According to a report by the International Renewable Energy Agency (IRENA) cited by Reuters, beginning 2020, electricity generated by solar PV and onshore wind is set to become consistently cheaper than the most cost-effective fossil fuel alternative, without subsidies.
In essence, more than 80 percent of solar PV and 75 percent of onshore wind power deployments to be commissioned next year will be cheaper than the cheapest new oil, natural gas, or coal-fired sources as per the report.
This report has a pretty wide scope, having been compiled from IRENA’s own members, governments, consultancies, industry groups, business journals, auctions, and tenders. IRENA’s membership includes research institutes, project developers, utilities, and power companies across 160 countries, all of which contribute data for its Renewable Cost Database.
According to the IRENA report, the global weighted average cost of power generated using solar energy fell another 26 per cent last year compared to the previous year.
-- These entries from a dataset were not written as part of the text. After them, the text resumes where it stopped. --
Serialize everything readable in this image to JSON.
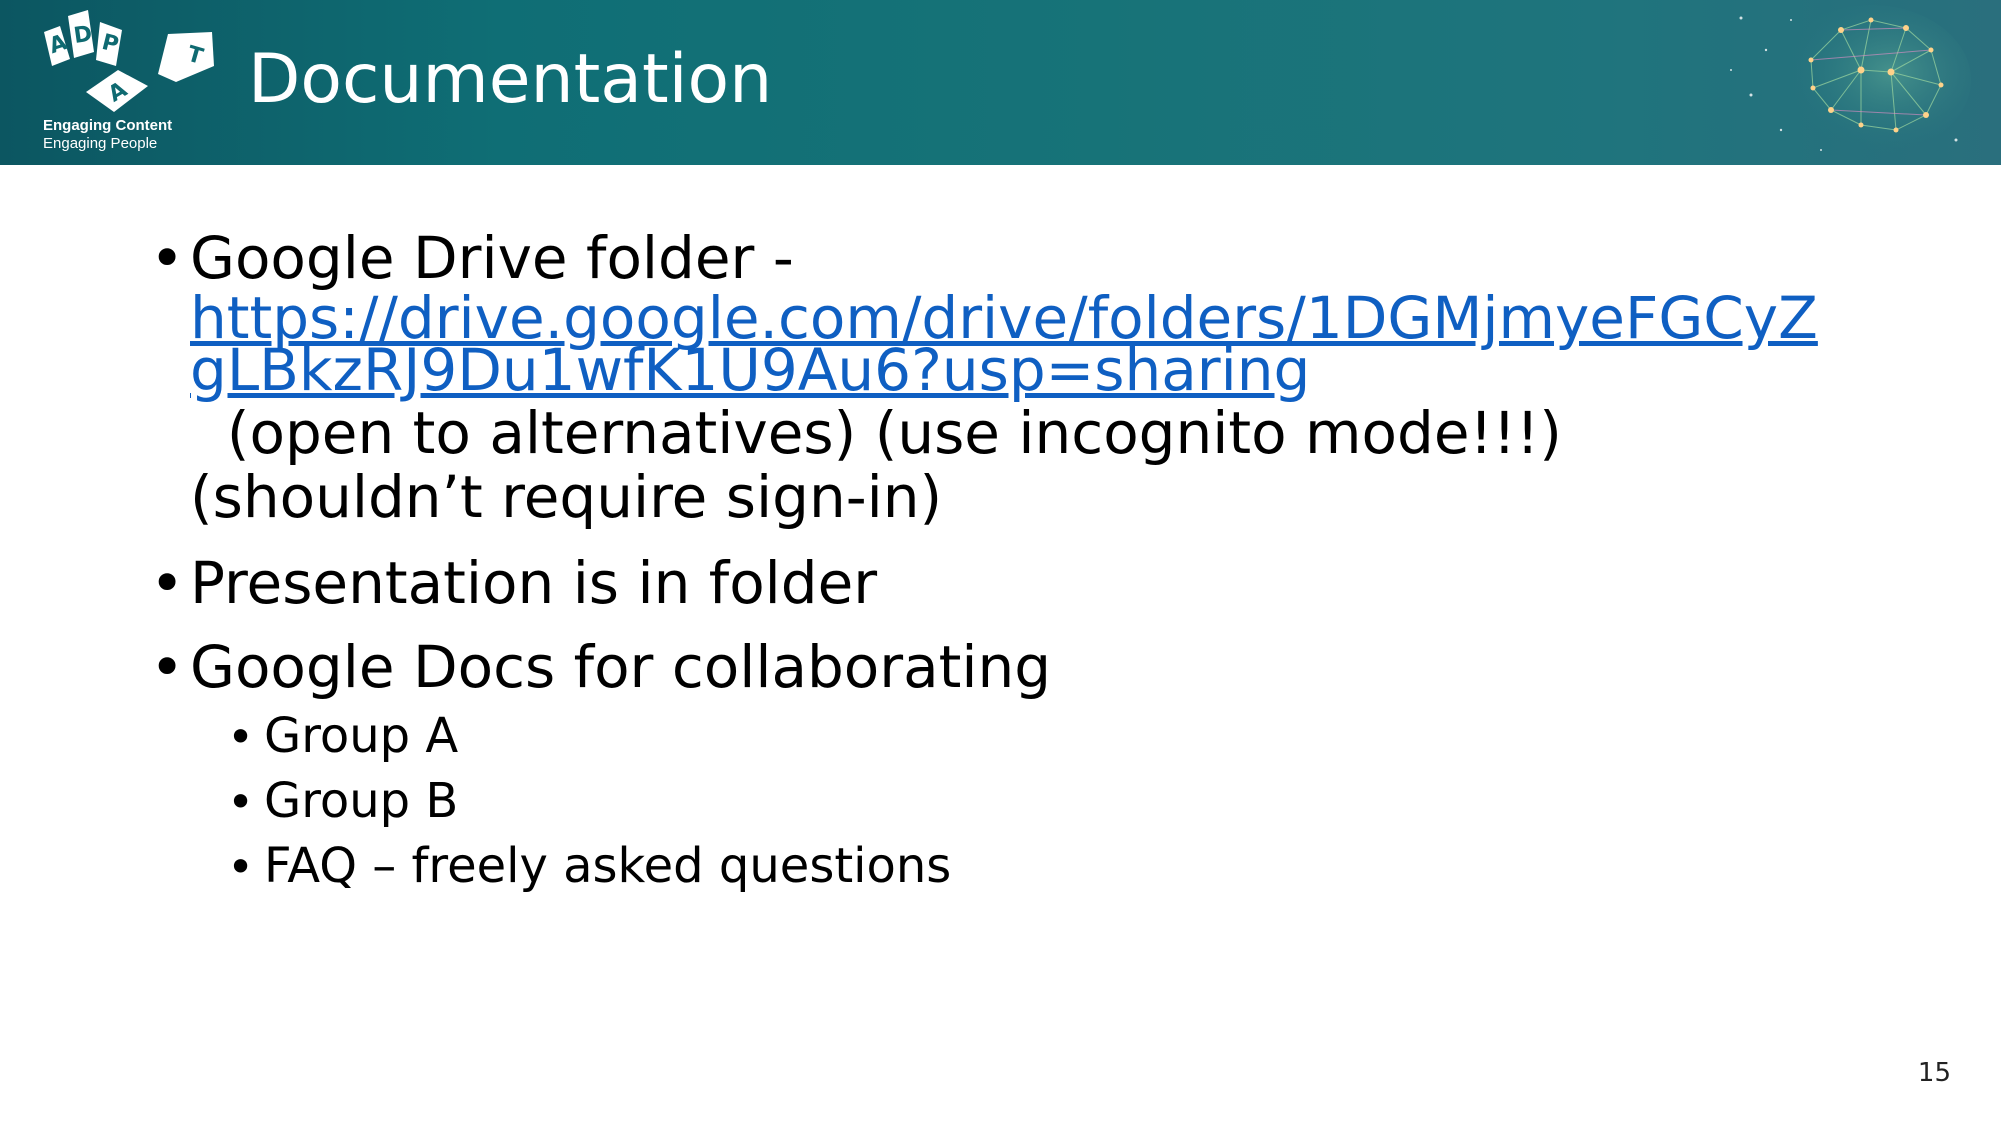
{
  "header": {
    "title": "Documentation",
    "logo": {
      "letters": [
        "A",
        "D",
        "P",
        "T",
        "A"
      ],
      "tagline_line1": "Engaging Content",
      "tagline_line2": "Engaging People"
    },
    "decoration": "brain-network-icon"
  },
  "bullets": {
    "item1": {
      "text": "Google Drive folder -",
      "link_line1": "https://drive.google.com/drive/folders/1DGMjmyeFGCyZ",
      "link_line2": "gLBkzRJ9Du1wfK1U9Au6?usp=sharing",
      "note_line1": "  (open to alternatives) (use incognito mode!!!)",
      "note_line2": "(shouldn’t require sign-in)"
    },
    "item2": {
      "text": "Presentation is in folder"
    },
    "item3": {
      "text": "Google Docs for collaborating",
      "subitems": [
        "Group A",
        "Group B",
        "FAQ – freely asked questions"
      ]
    },
    "bullet_glyph": "•"
  },
  "footer": {
    "page_number": "15"
  },
  "colors": {
    "header_start": "#0c5661",
    "header_end": "#2a6f7d",
    "link": "#0f5fc2",
    "text": "#000000"
  }
}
Bioenergy costs declined 14 per cent, solar PV and onshore fell by 13 per cent, hydropower was 12 per cent lower, while offshore wind was 1 per cent cheaper last year.
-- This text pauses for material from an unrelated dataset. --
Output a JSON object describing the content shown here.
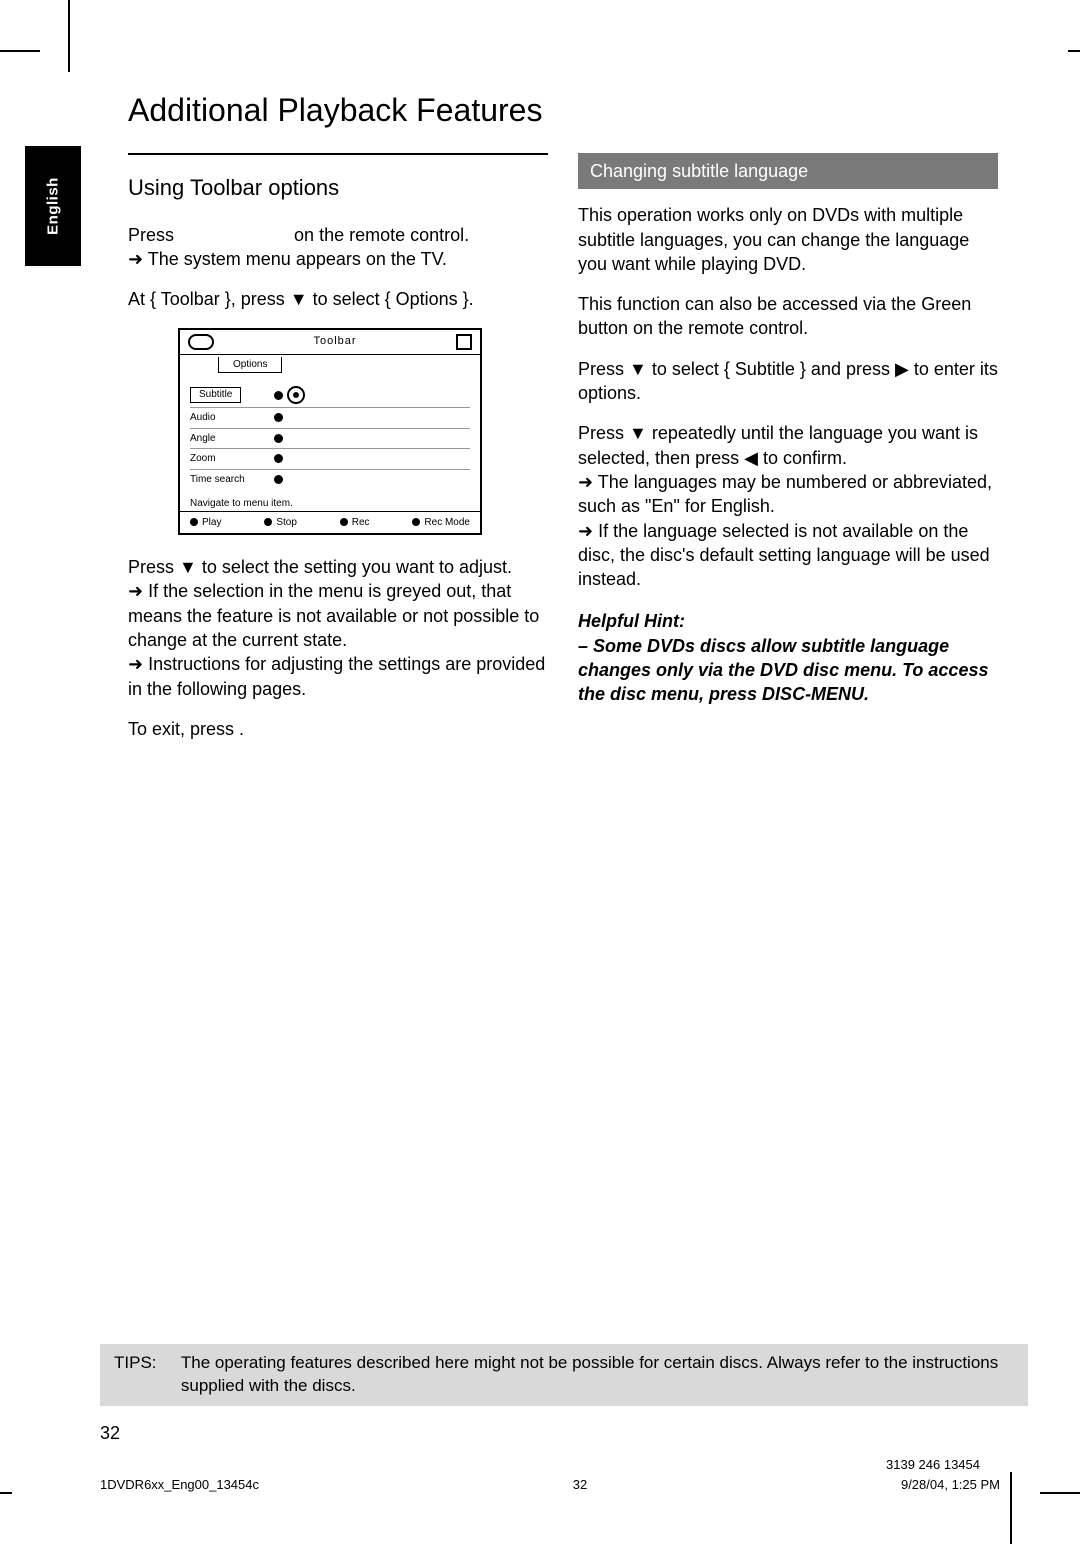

IRENA estimates that the global average cost of electricity for solar PV will clock in at $0.055/kWh in 2020, then fall another 13 per cent to $0.048/kWh in 2021. As for onshore wind, corresponding estimates are $0.049/kWh and $0.045/kWh in 2020 and 2021, respectively.
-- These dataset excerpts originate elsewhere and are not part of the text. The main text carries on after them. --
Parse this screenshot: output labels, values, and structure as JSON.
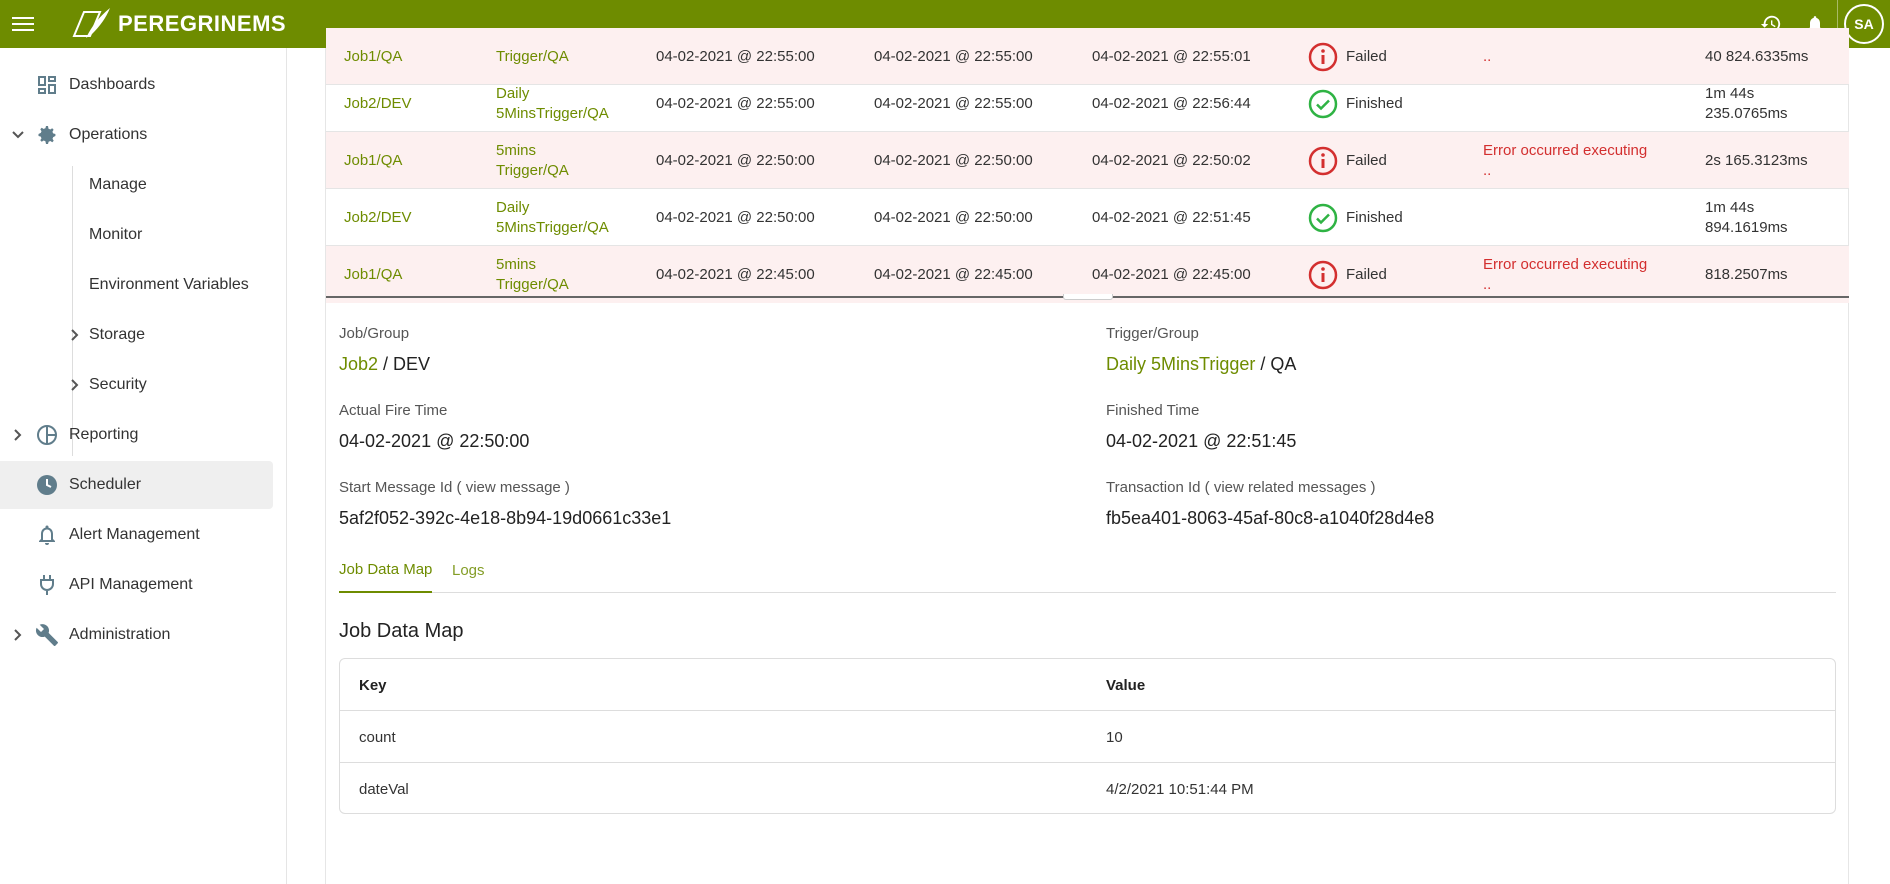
{
  "app": {
    "brand": "PEREGRINEMS",
    "user_initials": "SA",
    "colors": {
      "brand": "#6e8c00",
      "failed_bg": "#fdf0f0",
      "error": "#d32f2f",
      "success": "#2fb344"
    }
  },
  "topbar": {
    "icons": [
      "history-icon",
      "bell-icon"
    ]
  },
  "sidebar": {
    "items": [
      {
        "label": "Dashboards",
        "icon": "dashboard-icon"
      },
      {
        "label": "Operations",
        "icon": "gear-icon",
        "expanded": true
      },
      {
        "label": "Reporting",
        "icon": "chart-icon"
      },
      {
        "label": "Scheduler",
        "icon": "clock-icon",
        "active": true
      },
      {
        "label": "Alert Management",
        "icon": "bell-icon"
      },
      {
        "label": "API Management",
        "icon": "plug-icon"
      },
      {
        "label": "Administration",
        "icon": "wrench-icon"
      }
    ],
    "sub_items": [
      {
        "label": "Manage"
      },
      {
        "label": "Monitor"
      },
      {
        "label": "Environment Variables"
      },
      {
        "label": "Storage"
      },
      {
        "label": "Security"
      }
    ]
  },
  "history": {
    "rows": [
      {
        "job": "Job1/QA",
        "trigger_line1": "",
        "trigger_line2": "Trigger/QA",
        "scheduled": "04-02-2021 @ 22:55:00",
        "fired": "04-02-2021 @ 22:55:00",
        "finished": "04-02-2021 @ 22:55:01",
        "status": "Failed",
        "error_line1": "",
        "error_line2": "..",
        "duration_line1": "",
        "duration_line2": "40 824.6335ms"
      },
      {
        "job": "Job2/DEV",
        "trigger_line1": "Daily",
        "trigger_line2": "5MinsTrigger/QA",
        "scheduled": "04-02-2021 @ 22:55:00",
        "fired": "04-02-2021 @ 22:55:00",
        "finished": "04-02-2021 @ 22:56:44",
        "status": "Finished",
        "error_line1": "",
        "error_line2": "",
        "duration_line1": "1m 44s",
        "duration_line2": "235.0765ms"
      },
      {
        "job": "Job1/QA",
        "trigger_line1": "5mins",
        "trigger_line2": "Trigger/QA",
        "scheduled": "04-02-2021 @ 22:50:00",
        "fired": "04-02-2021 @ 22:50:00",
        "finished": "04-02-2021 @ 22:50:02",
        "status": "Failed",
        "error_line1": "Error occurred executing",
        "error_line2": "..",
        "duration_line1": "2s 165.3123ms",
        "duration_line2": ""
      },
      {
        "job": "Job2/DEV",
        "trigger_line1": "Daily",
        "trigger_line2": "5MinsTrigger/QA",
        "scheduled": "04-02-2021 @ 22:50:00",
        "fired": "04-02-2021 @ 22:50:00",
        "finished": "04-02-2021 @ 22:51:45",
        "status": "Finished",
        "error_line1": "",
        "error_line2": "",
        "duration_line1": "1m 44s",
        "duration_line2": "894.1619ms"
      },
      {
        "job": "Job1/QA",
        "trigger_line1": "5mins",
        "trigger_line2": "Trigger/QA",
        "scheduled": "04-02-2021 @ 22:45:00",
        "fired": "04-02-2021 @ 22:45:00",
        "finished": "04-02-2021 @ 22:45:00",
        "status": "Failed",
        "error_line1": "Error occurred executing",
        "error_line2": "..",
        "duration_line1": "818.2507ms",
        "duration_line2": ""
      }
    ]
  },
  "detail": {
    "job_group_label": "Job/Group",
    "job_name": "Job2",
    "job_group": " / DEV",
    "trigger_group_label": "Trigger/Group",
    "trigger_name": "Daily 5MinsTrigger",
    "trigger_group": " / QA",
    "actual_fire_label": "Actual Fire Time",
    "actual_fire_value": "04-02-2021 @ 22:50:00",
    "finished_label": "Finished Time",
    "finished_value": "04-02-2021 @ 22:51:45",
    "start_msg_label": "Start Message Id ( view message )",
    "start_msg_value": "5af2f052-392c-4e18-8b94-19d0661c33e1",
    "transaction_label": "Transaction Id ( view related messages )",
    "transaction_value": "fb5ea401-8063-45af-80c8-a1040f28d4e8"
  },
  "tabs": {
    "job_data_map": "Job Data Map",
    "logs": "Logs"
  },
  "job_data_map": {
    "title": "Job Data Map",
    "key_header": "Key",
    "value_header": "Value",
    "rows": [
      {
        "key": "count",
        "value": "10"
      },
      {
        "key": "dateVal",
        "value": "4/2/2021 10:51:44 PM"
      }
    ]
  }
}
Over the past decade, renewable energy has experienced transformative changes, enabling it to play a very significant role in our energy industry. The solar industry has in particular been a standout performer thanks to remarkable price declines by solar PVs and increasing grid flexibility.
The future of renewable energy is looking brighter than ever. Energy company BP has projected that solar and other renewables will supply 30 per cent of the world’s electricity needs by 2040 and up to 50 percent in regions such as Europe. That’s an upgrade from the firm’s last year forecast of 25 percent by 2040.
The repercussions for the global economy are bound to be enormous. Other than the potential to stop climate change in its tracks, renewable energy will likely negate at least some of the nearly $300 billion in annual energy subsidies provided by the world’s governments.